Rebecca Proctor, who has worked and studied across the road at The Gaiety School of Acting for three years, disagrees. She doesn’t think there’s been any decrease in antisocial behaviour.
“There’s been two murders since,” she says. “We constantly have people outside and call the guards to have them moved on.”
Frank McDonald, chairman of Temple Bar Residents and a columnist for Dublin Inquirer, says: “As for anti-social behaviour in the area, I am not aware that it’s declined following closure of the Exchange, and it’s regrettable that this cultural use is being replaced by a commercial one.”
Just last Tuesday, residents had a meeting about drug use and antisocial behaviour in the area.
McQuillan doesn’t believe the Exchange could have done anything more about the antisocial behaviour and says he still sees the same young people drinking on Cow’s Lane. “If anything, I think we were a positive influence on a couple of the groups of young people,” he adds.
Where Is Everyone Now?
A few months worth of scheduled events had to be cancelled when the Exchange closed down. McQuillan estimates that at least 36 groups were using the Exchange when it shuttered.
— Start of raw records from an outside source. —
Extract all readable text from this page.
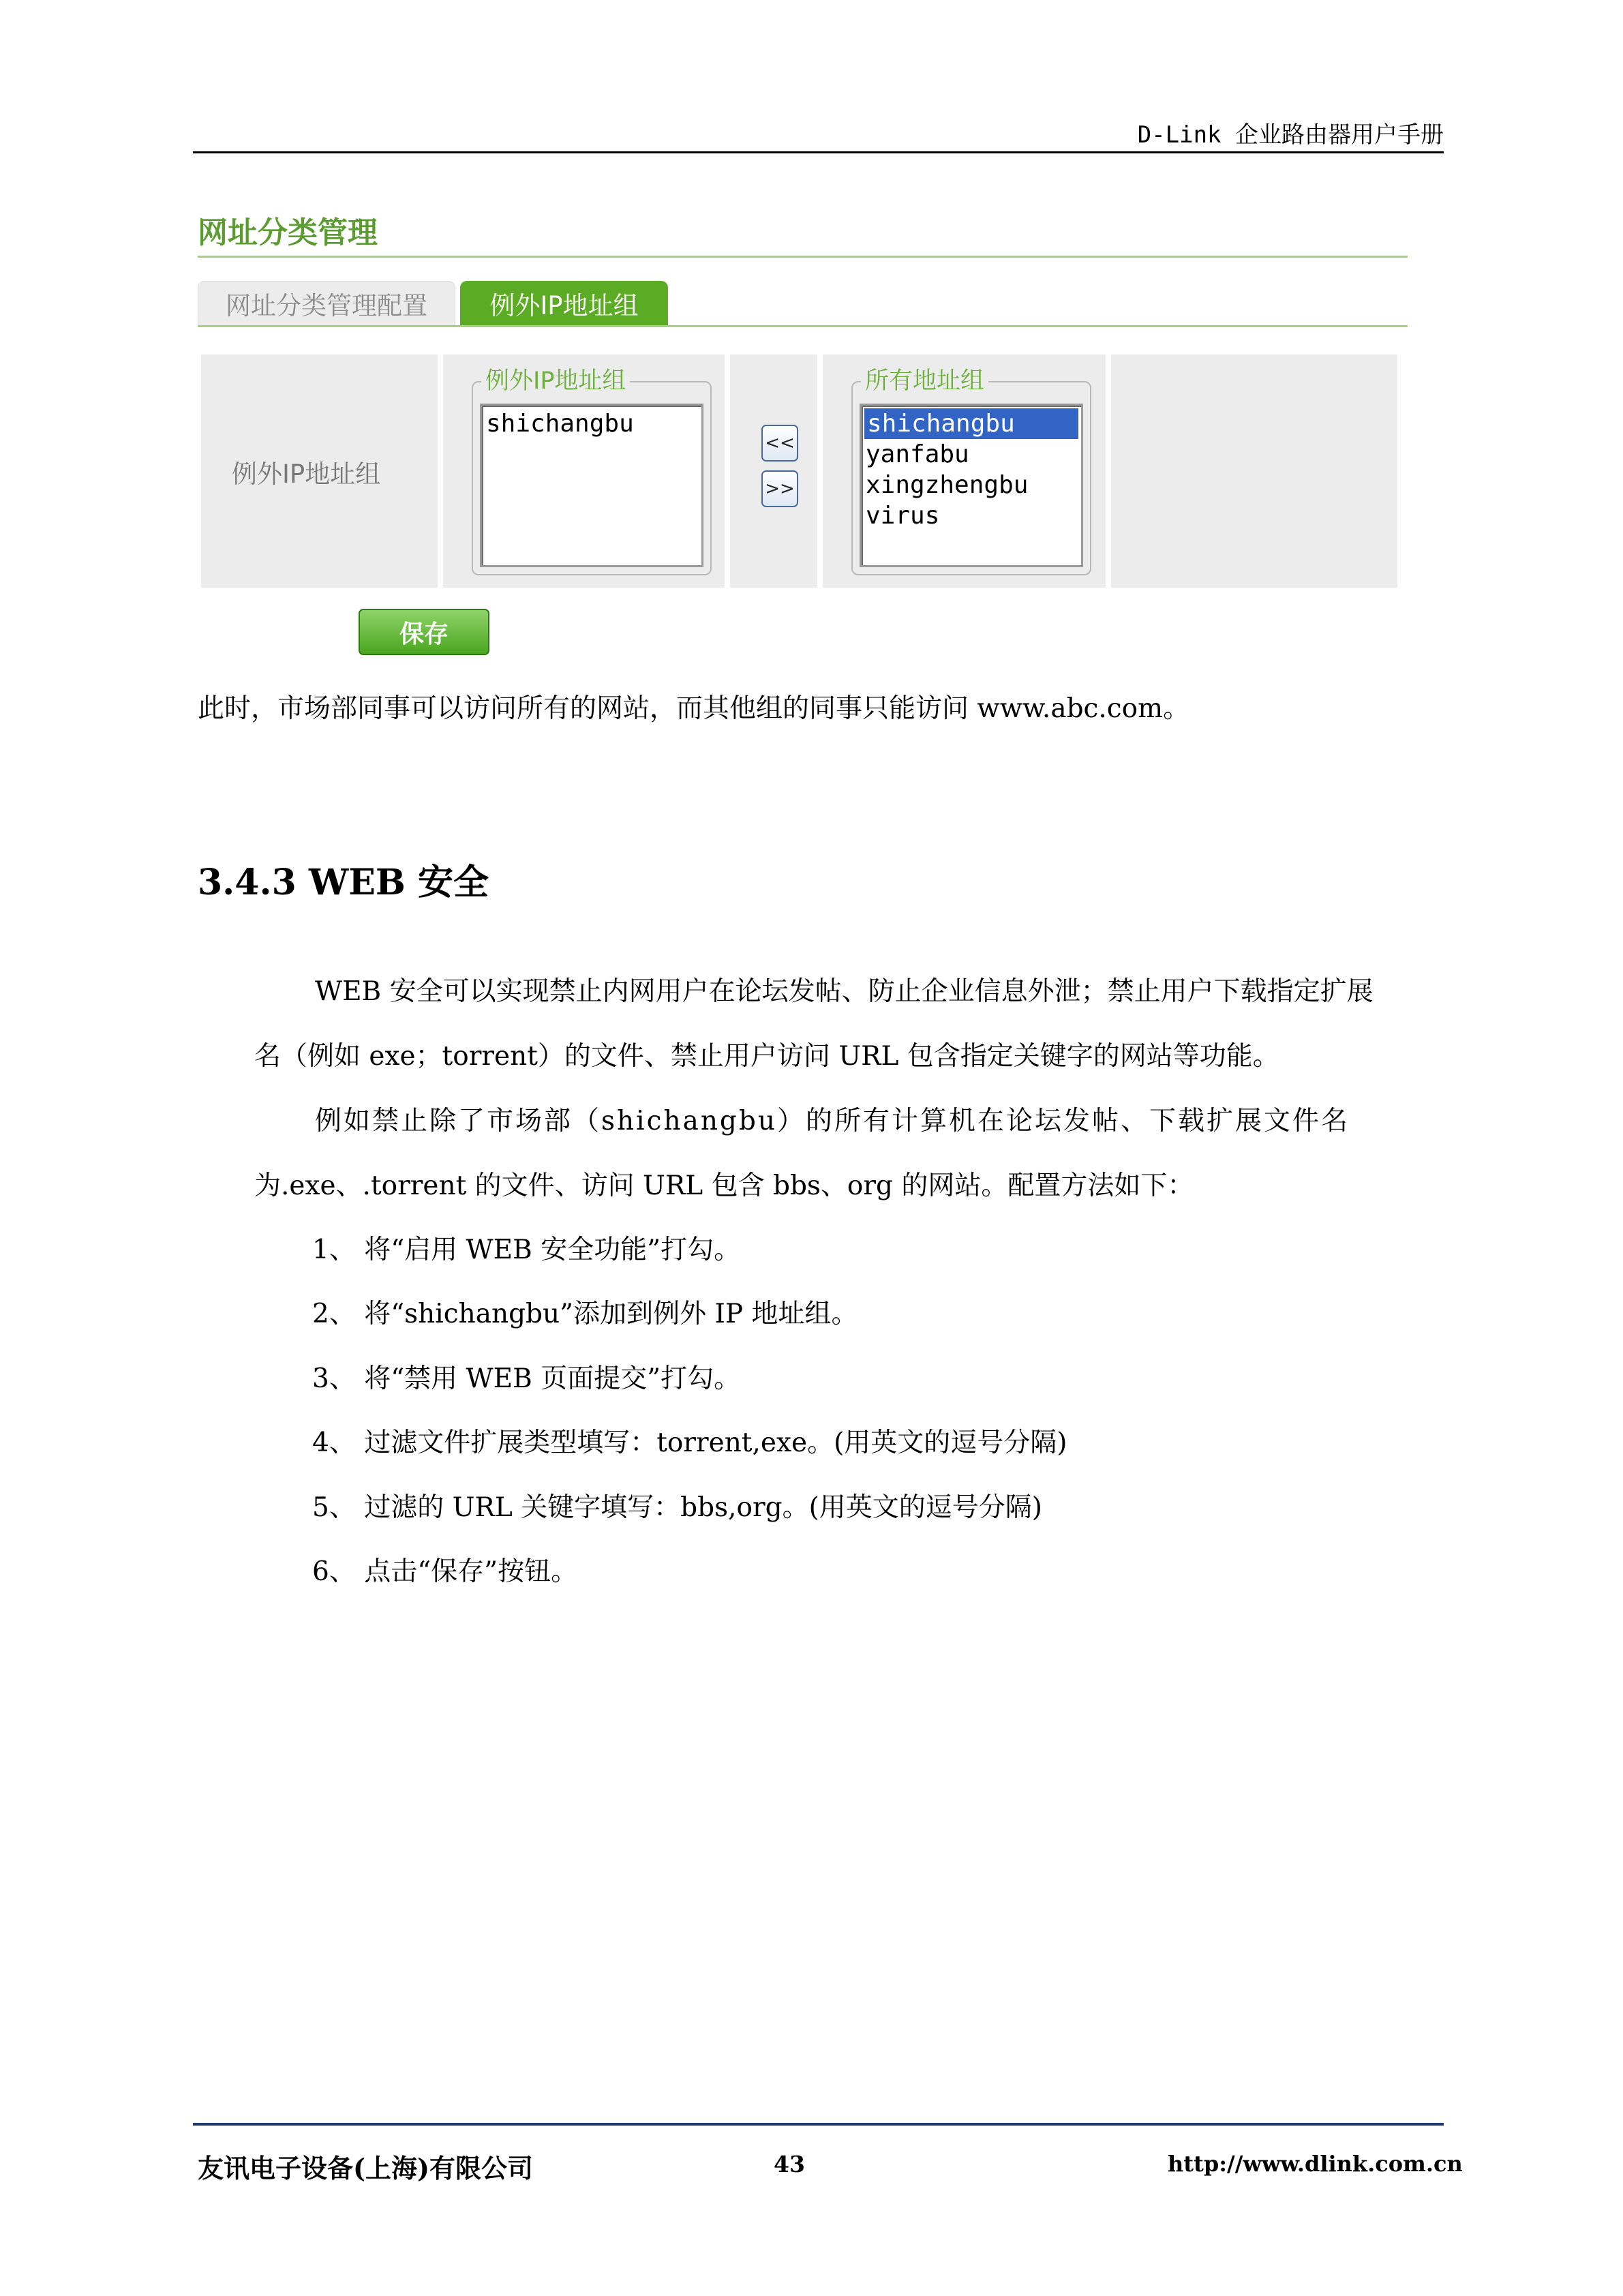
D-Link 企业路由器用户手册
网址分类管理
网址分类管理配置	例外IP地址组
例外IP地址组
例外IP地址组
shichangbu
<<
>>
所有地址组
shichangbu
yanfabu
xingzhengbu
virus
保存
此时，市场部同事可以访问所有的网站，而其他组的同事只能访问 www.abc.com。
3.4.3 WEB 安全
WEB 安全可以实现禁止内网用户在论坛发帖、防止企业信息外泄；禁止用户下载指定扩展
名（例如 exe；torrent）的文件、禁止用户访问 URL 包含指定关键字的网站等功能。
例如禁止除了市场部（shichangbu）的所有计算机在论坛发帖、下载扩展文件名
为.exe、.torrent 的文件、访问 URL 包含 bbs、org 的网站。配置方法如下：
1、 将“启用 WEB 安全功能”打勾。
2、 将“shichangbu”添加到例外 IP 地址组。
3、 将“禁用 WEB 页面提交”打勾。
4、 过滤文件扩展类型填写：torrent,exe。(用英文的逗号分隔)
5、 过滤的 URL 关键字填写：bbs,org。(用英文的逗号分隔)
6、 点击“保存”按钮。
友讯电子设备(上海)有限公司	43	http://www.dlink.com.cn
Some used it every week, others annually, and some intermittently.
Two groups were accommodated by other arts venues, but most of the other groups didn’t survive long. He spent roughly four months trying to help groups find alternative spaces, but didn’t have much luck.
It became increasingly clear that finding a city-centre location on a low budget wasn’t easy. “We [the Exchange] made it so that money wasn’t an obstacle to holding an event,” he say. “We ran close to the bone.” The subsidised rent definitely helped.
As for volunteers, McQuillan estimates about a third of them have emigrated or returned to their native countries. Others have moved out of Dublin. And some, he stays in touch with. Some volunteers, including McQuillan, are still involved in creative communities.
“This wasn’t an isolated incident. Literally dozens of similar spaces have been shut down in the city in the last two years,” says Stack.
Whether it’s down to rent increases or reductions in public funding, he says their closures all have the same effect: a less creative, less hospitable, less culturally diverse city.
McQuillan feels the city still needs an alcohol-free, non-commercial space to hang out in. At Connect the Dots – a networking event which allows people to discuss what they’d like to see happen to the city’s empty vacant spaces – many suggest creating an alternative, creative, community space. Like the Exchange.
Brendan Kenny says he like the idea of projects for young people, like the Exchange. Though there are no plans to start a new one, he says he’d support workable proposals.
[UPDATE: A correction was made to this article on 30 Oct at 10.40 am, to reflect that Conor McQuillan referred to noise from buskers, not buses, on College Green.]